Your #2 suggests that it would be slower than ordinary Quicksort on normal-sized datasets. But dual-pivot quicksort is faster than ordinary Quicksort on normal-sized datasets. So in at least one sense, dual-pivot is not a step in the direction of samplesort.

Python's built-in sort is timsort, last I heard, which is a variant of mergesort that looks for existing sorted or backwards runs in order to run faster in the common cases of mostly-sorted or mostly-backwards data. It's true that Python's built-in sort was a samplesort variant until 2002, though, which I didn't know.

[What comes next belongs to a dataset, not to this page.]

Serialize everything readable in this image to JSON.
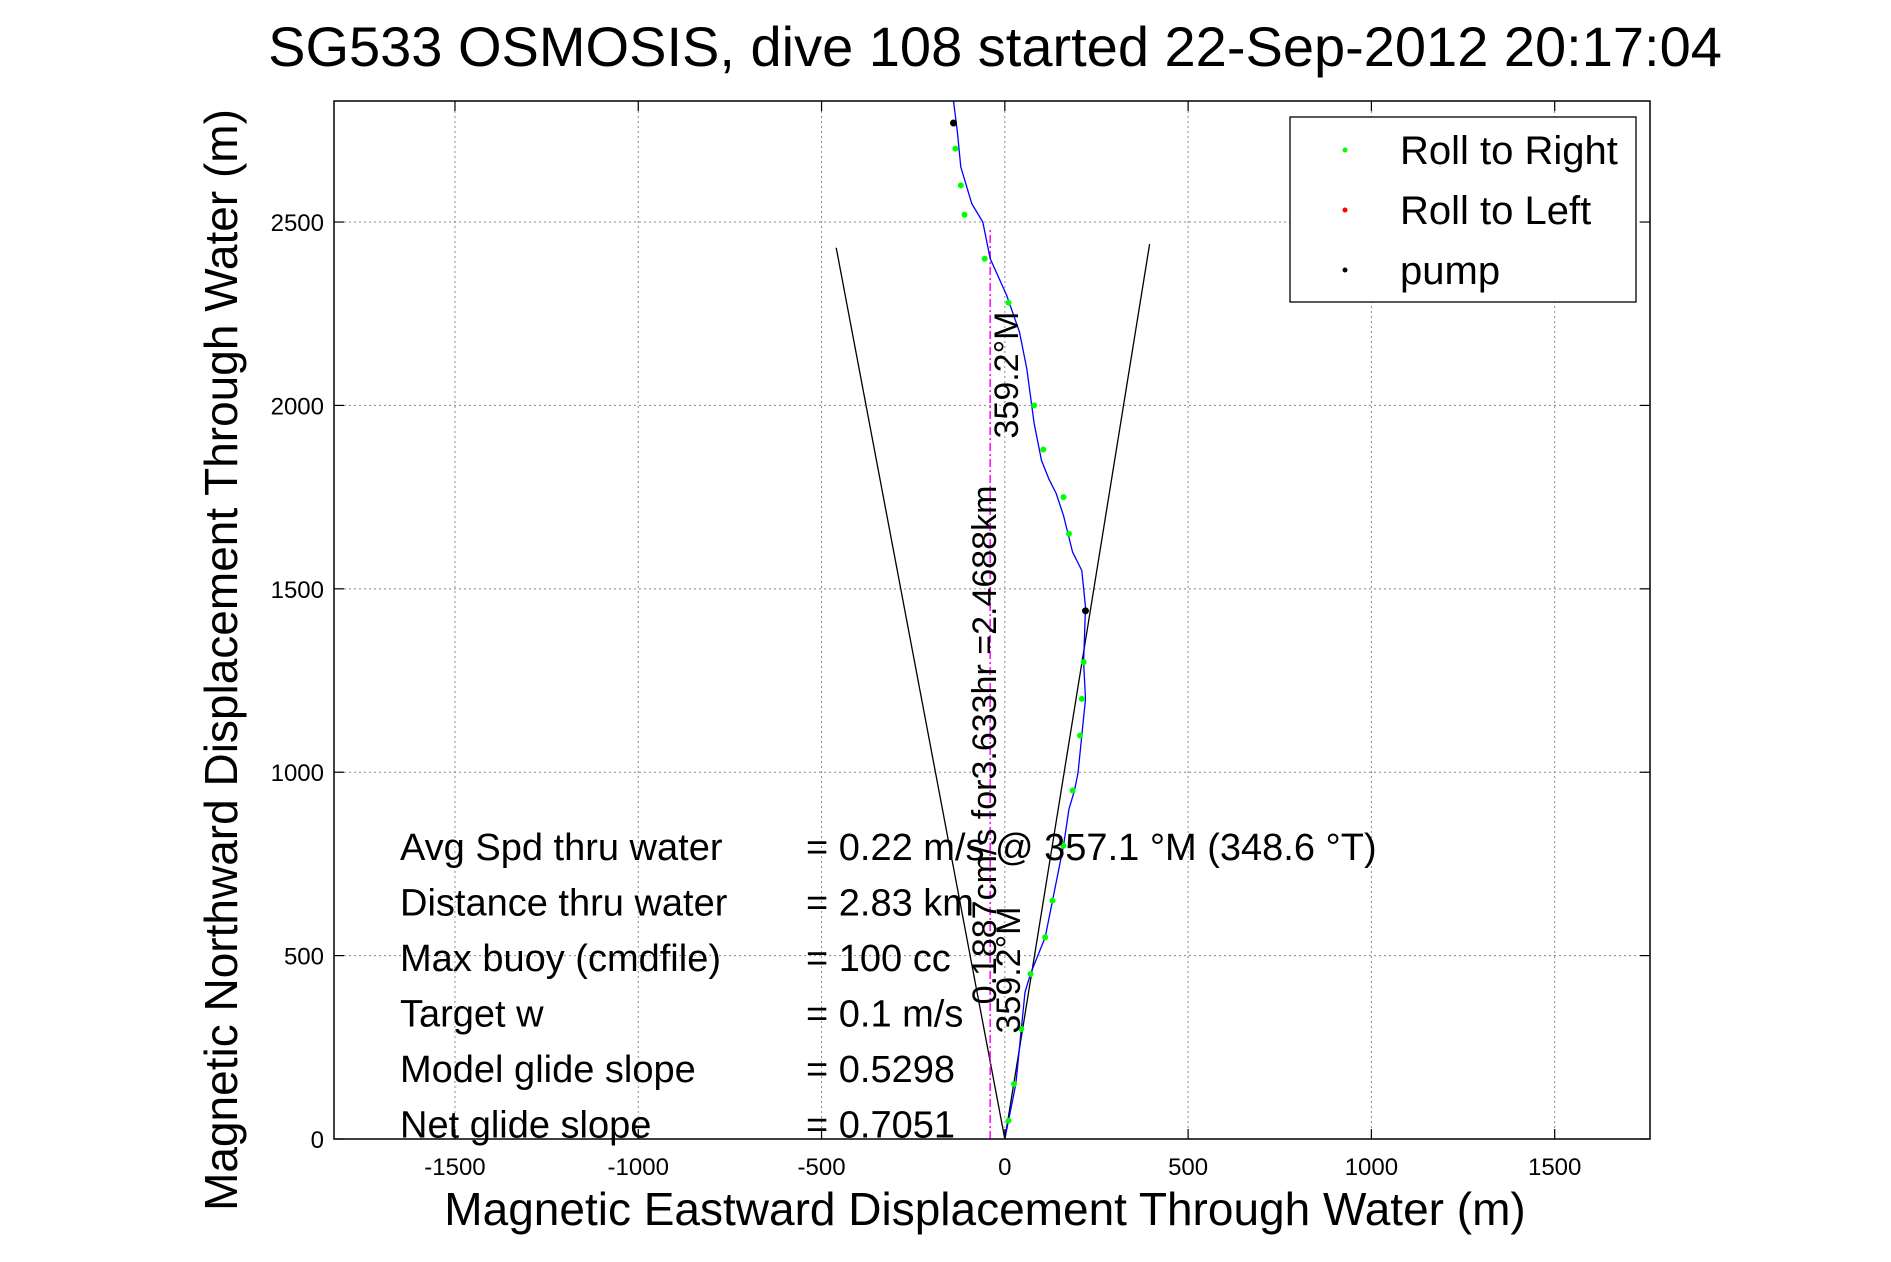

(It does seem like Samplesort's virtue of minimizing comparisons would be particularly desirable in an environment like Python, where every comparison potentially involves a call into slow interpreted code.)

[fmap]

I just read the original paper on samplesort, so this might not be the most up to date description, but the basic idea is as follows:

- From an input sequence of length n, choose a random subsequence of length k.

- Sort the subsequence.

- Partition the remaining (n-k) elements of the original sequence into the (k+1) partitions given by the subsequence.

- Sort the (k+1) partitions.

In the paper, the partitioning and sorting is always done using quicksort. Any n*log(n) sorting algorithm should work though, which includes using samplesort recursively.

If you use an optimal value for k (and this might be a significant fraction of n), you can prove that lim_{n->infty} E(C_n)/log(n!) = 1, where E(C_n) is the expected number of comparisons for a sequence of length n.

Now, using samplesort recursively, quicksort is samplesort with k = 1. Double-Pivot quicksort is samplesort with k = 2.